FOSSPicks
Model simulator
CRRCSim
The brilliant flight simulator, FlightGear, gets a lot of positive publicity, because it's a hugely ambitious open source project that works. It's complex, comprehensive, and deeply immersive, allowing anyone with the bandwidth plus the storage to hold its huge amounts of terrain data to fly many different aircraft types across almost anywhere in the world. However, FlightGear isn't the only flight simulator available. We also have CRRCSim. CRRCSim isn't quite as ambitious as FlightGear, but that's literally because of its scale – it simulates flying model aircraft in a field (or over a beach) rather than real aircraft across the American Midwest.
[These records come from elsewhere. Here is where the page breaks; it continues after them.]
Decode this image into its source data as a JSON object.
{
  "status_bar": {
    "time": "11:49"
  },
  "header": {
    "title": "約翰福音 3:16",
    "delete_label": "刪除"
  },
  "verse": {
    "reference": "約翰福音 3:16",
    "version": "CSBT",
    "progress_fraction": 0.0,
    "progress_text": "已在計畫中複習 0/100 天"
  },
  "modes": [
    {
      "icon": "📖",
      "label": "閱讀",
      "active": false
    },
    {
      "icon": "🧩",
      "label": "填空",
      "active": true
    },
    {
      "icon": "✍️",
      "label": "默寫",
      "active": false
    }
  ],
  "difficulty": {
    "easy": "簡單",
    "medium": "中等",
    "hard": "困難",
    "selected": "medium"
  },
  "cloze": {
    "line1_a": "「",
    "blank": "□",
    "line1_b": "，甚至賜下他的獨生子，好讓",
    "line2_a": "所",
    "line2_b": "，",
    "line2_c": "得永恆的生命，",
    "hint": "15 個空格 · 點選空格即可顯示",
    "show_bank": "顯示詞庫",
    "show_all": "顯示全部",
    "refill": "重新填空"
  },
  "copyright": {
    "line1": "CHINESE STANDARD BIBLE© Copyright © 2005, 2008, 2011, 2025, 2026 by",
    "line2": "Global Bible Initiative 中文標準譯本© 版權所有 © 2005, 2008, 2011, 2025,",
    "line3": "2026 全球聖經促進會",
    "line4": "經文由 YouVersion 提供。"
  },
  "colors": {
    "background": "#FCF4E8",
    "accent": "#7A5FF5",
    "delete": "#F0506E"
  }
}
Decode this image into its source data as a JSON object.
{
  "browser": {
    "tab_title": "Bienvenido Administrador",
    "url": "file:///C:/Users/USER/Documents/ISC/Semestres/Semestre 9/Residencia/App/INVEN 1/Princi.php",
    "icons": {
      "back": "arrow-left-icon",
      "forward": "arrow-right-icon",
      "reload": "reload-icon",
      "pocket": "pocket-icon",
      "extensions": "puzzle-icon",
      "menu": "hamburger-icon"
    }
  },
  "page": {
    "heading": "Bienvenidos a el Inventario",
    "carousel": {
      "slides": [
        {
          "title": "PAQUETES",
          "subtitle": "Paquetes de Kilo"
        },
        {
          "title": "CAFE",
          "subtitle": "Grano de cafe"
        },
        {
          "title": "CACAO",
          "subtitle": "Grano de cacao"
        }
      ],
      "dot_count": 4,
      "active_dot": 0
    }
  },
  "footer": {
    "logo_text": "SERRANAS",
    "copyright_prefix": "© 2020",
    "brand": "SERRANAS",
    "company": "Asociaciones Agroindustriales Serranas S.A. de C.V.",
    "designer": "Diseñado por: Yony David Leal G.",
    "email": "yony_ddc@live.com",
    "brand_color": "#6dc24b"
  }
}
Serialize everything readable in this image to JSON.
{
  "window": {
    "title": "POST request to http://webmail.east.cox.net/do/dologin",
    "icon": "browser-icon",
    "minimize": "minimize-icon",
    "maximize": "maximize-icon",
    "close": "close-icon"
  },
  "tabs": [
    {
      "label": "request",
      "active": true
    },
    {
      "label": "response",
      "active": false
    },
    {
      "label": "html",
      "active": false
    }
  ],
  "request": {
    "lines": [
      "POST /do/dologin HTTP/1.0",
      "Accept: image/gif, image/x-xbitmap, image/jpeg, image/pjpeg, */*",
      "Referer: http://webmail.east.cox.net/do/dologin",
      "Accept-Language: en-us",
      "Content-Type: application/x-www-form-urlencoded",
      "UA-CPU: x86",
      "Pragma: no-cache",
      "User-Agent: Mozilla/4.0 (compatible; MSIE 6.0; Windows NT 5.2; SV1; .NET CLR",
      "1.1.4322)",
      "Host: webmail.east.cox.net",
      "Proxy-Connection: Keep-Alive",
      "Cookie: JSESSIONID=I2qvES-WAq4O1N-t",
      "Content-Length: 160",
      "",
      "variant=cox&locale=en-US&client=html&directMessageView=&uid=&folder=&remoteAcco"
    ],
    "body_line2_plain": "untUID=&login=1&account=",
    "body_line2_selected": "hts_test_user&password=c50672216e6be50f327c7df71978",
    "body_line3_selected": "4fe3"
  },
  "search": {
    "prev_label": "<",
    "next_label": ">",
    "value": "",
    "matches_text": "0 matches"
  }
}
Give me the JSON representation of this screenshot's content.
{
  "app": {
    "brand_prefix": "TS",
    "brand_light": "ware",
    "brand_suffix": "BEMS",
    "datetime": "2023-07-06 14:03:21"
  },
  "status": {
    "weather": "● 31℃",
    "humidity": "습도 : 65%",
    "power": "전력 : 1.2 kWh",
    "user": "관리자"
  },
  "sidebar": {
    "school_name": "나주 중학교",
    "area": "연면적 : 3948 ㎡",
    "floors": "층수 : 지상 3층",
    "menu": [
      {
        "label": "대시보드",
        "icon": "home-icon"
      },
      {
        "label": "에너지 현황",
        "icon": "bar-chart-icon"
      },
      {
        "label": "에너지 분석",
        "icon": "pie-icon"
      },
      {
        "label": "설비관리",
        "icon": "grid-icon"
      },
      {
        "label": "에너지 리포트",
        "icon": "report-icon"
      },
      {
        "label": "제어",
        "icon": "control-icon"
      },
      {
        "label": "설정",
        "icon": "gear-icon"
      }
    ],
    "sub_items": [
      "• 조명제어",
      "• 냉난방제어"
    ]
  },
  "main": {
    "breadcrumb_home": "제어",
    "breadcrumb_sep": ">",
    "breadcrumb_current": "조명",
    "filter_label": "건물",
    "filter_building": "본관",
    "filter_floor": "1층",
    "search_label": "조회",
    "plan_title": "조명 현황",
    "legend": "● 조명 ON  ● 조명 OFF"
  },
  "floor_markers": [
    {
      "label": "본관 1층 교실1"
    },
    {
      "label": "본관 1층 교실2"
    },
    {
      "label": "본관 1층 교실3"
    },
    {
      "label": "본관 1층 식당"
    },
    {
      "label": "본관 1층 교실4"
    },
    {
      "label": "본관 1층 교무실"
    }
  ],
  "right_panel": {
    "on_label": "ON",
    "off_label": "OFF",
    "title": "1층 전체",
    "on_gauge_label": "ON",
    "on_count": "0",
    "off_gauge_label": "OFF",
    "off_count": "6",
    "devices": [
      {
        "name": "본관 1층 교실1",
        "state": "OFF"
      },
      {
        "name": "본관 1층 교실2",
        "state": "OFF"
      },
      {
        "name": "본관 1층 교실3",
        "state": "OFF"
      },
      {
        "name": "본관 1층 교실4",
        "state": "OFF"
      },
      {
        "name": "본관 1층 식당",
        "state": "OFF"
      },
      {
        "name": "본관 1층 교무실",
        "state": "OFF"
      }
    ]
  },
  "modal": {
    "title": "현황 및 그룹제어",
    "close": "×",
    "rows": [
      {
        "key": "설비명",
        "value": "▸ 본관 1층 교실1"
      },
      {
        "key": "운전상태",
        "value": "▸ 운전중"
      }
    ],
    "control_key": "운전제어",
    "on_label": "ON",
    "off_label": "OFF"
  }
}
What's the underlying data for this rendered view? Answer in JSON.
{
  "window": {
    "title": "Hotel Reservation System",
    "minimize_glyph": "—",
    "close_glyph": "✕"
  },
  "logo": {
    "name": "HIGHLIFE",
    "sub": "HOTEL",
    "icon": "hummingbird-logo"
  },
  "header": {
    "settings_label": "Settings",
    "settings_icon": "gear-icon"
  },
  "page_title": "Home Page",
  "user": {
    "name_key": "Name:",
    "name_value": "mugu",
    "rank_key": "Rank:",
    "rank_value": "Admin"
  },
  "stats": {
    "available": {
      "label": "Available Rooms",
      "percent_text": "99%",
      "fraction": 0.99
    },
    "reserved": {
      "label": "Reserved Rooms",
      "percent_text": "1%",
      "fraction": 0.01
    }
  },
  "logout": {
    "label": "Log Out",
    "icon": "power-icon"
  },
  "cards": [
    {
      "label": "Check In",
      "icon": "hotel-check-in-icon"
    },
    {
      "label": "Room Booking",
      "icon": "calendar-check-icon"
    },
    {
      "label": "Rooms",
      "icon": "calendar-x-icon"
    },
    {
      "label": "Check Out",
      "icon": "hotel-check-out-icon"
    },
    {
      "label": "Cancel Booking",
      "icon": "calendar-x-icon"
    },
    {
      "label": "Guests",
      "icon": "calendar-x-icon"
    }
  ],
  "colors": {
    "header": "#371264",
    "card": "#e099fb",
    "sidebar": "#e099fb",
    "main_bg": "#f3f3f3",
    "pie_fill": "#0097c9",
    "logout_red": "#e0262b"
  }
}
This lack of scale also means that CRRCSim has a real and very practical use, because one of the hardest elements of learning to fly model aircraft is getting an intuition of where left, right, up, and down might be while you're standing in the middle of a field looking at your aircraft flying towards you. It's cheaper to crash two dozen virtual models than it is to crash the real thing, and CRRCSim really helps you get your bearings. This means that even though it has not been updated since drones took most of this thinking out of the process, it's still a valuable tool. You can select your environment, use a USB controller, choose between different aircraft, create your own models and fly them, and even fly with your mouse and mouse wheel if you have nothing else at hand. It also is great fun, as you can quickly restart with a new piece of kit and test it out flying into the headwind. There's even a plan view of the wind, so you can take your experimentation further and see how you're able to handle the changing environment.